Today, during half an hour nodes from 3 replicas began to crash in chain. Primary crashes -> one of secondaries becames primary -> in 2 minutes it crashes too -> new node goes primary -> again crashes in some minutes and so on. Nodes have autorestart, and in 10-15 minutes of chaining crashes all is ok and works normal. To mention, balancer was disabled at that time.
I've attached two parts of logs with assertion from 2 nodes of one replica. If you need more logs or info - just ask.

We use ubuntu 16.04 on servers and docker containers for mongo.
MongoDB version is 3.6.3



 Comments   
Comment by Githook User [ 22/Mar/18 ]

Author:

{'email': 'jack.mulrow@mongodb.com', 'name': 'Jack Mulrow', 'username': 'jsmulrow'}

Message: SERVER-33971 Generate session sentinel oplog entry with wall clock time

(cherry picked from commit daa7dbf7e4564fc38b946416e3240caeb3c59b3a)
Branch: v3.6
https://github.com/mongodb/mongo/commit/f0575e255effe2c2e9d909187c8ee73ab2431b29

Comment by Githook User [ 21/Mar/18 ]

Author:

{'email': 'jack.mulrow@mongodb.com', 'name': 'Jack Mulrow', 'username': 'jsmulrow'}

Message: SERVER-33971 Generate session sentinel oplog entry with wall clock time
Branch: master
https://github.com/mongodb/mongo/commit/daa7dbf7e4564fc38b946416e3240caeb3c59b3a

Comment by Kaloian Manassiev [ 20/Mar/18 ]

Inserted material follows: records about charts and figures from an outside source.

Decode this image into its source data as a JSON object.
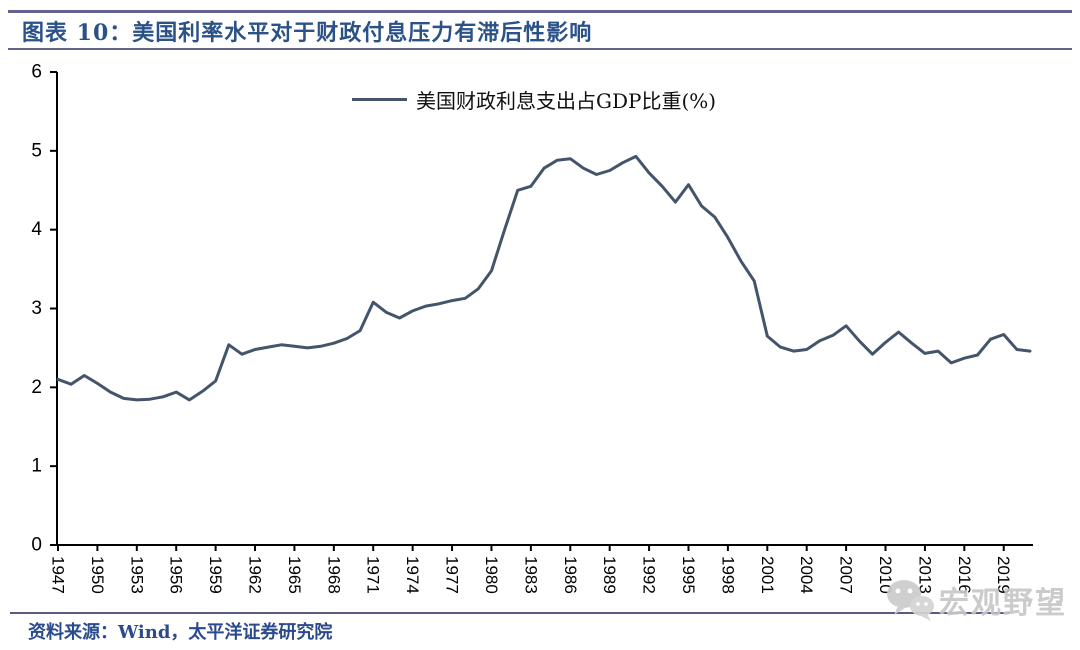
{
  "header": {
    "title": "图表 10：美国利率水平对于财政付息压力有滞后性影响"
  },
  "chart_data": {
    "type": "line",
    "title": "图表 10：美国利率水平对于财政付息压力有滞后性影响",
    "xlabel": "",
    "ylabel": "",
    "ylim": [
      0,
      6
    ],
    "y_ticks": [
      0,
      1,
      2,
      3,
      4,
      5,
      6
    ],
    "x_ticks": [
      1947,
      1950,
      1953,
      1956,
      1959,
      1962,
      1965,
      1968,
      1971,
      1974,
      1977,
      1980,
      1983,
      1986,
      1989,
      1992,
      1995,
      1998,
      2001,
      2004,
      2007,
      2010,
      2013,
      2016,
      2019
    ],
    "grid": false,
    "legend_position": "top-center",
    "series": [
      {
        "name": "美国财政利息支出占GDP比重(%)",
        "color": "#44546A",
        "x": [
          1947,
          1948,
          1949,
          1950,
          1951,
          1952,
          1953,
          1954,
          1955,
          1956,
          1957,
          1958,
          1959,
          1960,
          1961,
          1962,
          1963,
          1964,
          1965,
          1966,
          1967,
          1968,
          1969,
          1970,
          1971,
          1972,
          1973,
          1974,
          1975,
          1976,
          1977,
          1978,
          1979,
          1980,
          1981,
          1982,
          1983,
          1984,
          1985,
          1986,
          1987,
          1988,
          1989,
          1990,
          1991,
          1992,
          1993,
          1994,
          1995,
          1996,
          1997,
          1998,
          1999,
          2000,
          2001,
          2002,
          2003,
          2004,
          2005,
          2006,
          2007,
          2008,
          2009,
          2010,
          2011,
          2012,
          2013,
          2014,
          2015,
          2016,
          2017,
          2018,
          2019,
          2020,
          2021
        ],
        "values": [
          2.1,
          2.04,
          2.15,
          2.05,
          1.94,
          1.86,
          1.84,
          1.85,
          1.88,
          1.94,
          1.84,
          1.95,
          2.08,
          2.54,
          2.42,
          2.48,
          2.51,
          2.54,
          2.52,
          2.5,
          2.52,
          2.56,
          2.62,
          2.72,
          3.08,
          2.95,
          2.88,
          2.97,
          3.03,
          3.06,
          3.1,
          3.13,
          3.25,
          3.48,
          4.0,
          4.5,
          4.55,
          4.78,
          4.88,
          4.9,
          4.78,
          4.7,
          4.75,
          4.85,
          4.93,
          4.72,
          4.55,
          4.35,
          4.57,
          4.3,
          4.16,
          3.9,
          3.6,
          3.35,
          2.65,
          2.51,
          2.46,
          2.48,
          2.59,
          2.66,
          2.78,
          2.59,
          2.42,
          2.57,
          2.7,
          2.56,
          2.43,
          2.46,
          2.31,
          2.37,
          2.41,
          2.61,
          2.67,
          2.48,
          2.46
        ]
      }
    ]
  },
  "watermark": {
    "text": "宏观野望"
  },
  "footer": {
    "source": "资料来源：Wind，太平洋证券研究院"
  },
  "colors": {
    "line": "#44546A",
    "title_text": "#2B5288",
    "rule": "#63638F",
    "axis": "#000000",
    "watermark": "#c7c7c7"
  }
}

jack.mulrow, the only place where it is possible to generate oplog entries without wallclock time is when we write the sentinel entry when a session has dropped off the end of the log. I believe this is what is happening in this situation - we are transferring entries for such a session and we are invariant-ing too early.

Comment by Kaloian Manassiev [ 19/Mar/18 ]

Thank you for confirming, Ubus.

We have a theory about how this can happen that we are working on validating it. We will update the ticket once we have something more specific.

Thank you again for the report!

Comment by Yuriy [X] [ 19/Mar/18 ]

Nope. We haven't used 3.6.0 rc4 or rc5 at all.
Last migration was from 3.6.2 to 3.6.3 in the end of February, 3 weeks ago. And from this time oplog should be rewritten many times, longest oplog length is 40+ hours. Size of oplog is 100Gb.
Sometimes DB is under heavy load, mostly because of bad disk IO.

Comment by Kaloian Manassiev [ 19/Mar/18 ]

Hi Ubus,

Thank you very much for your report.

The crash that you experienced indicates that chunk migration encountered an oplog entry, which contains retryable writes information, but no wallclock time component. Starting in version 3.6.0 we unconditionally write the wallclock time to all oplog entries, so this situation should theoretically not be possible.

However I noticed that between 3.6.0 RC4 and RC5 we fixed SERVER-32027, which was causing the wallclock entries to not always be written. Is it possible that at some point you had RC4 on your system and then eventually upgraded it to 3.6.3? This would have left inconsistent oplog entries and could cause the invariant in question.

Best regards,
-Kal.

Generated at Thu Feb 08 04:35:10 UTC 2024 using Jira 9.7.1#970001-sha1:2222b88b221c4928ef0de3161136cc90c8356a66.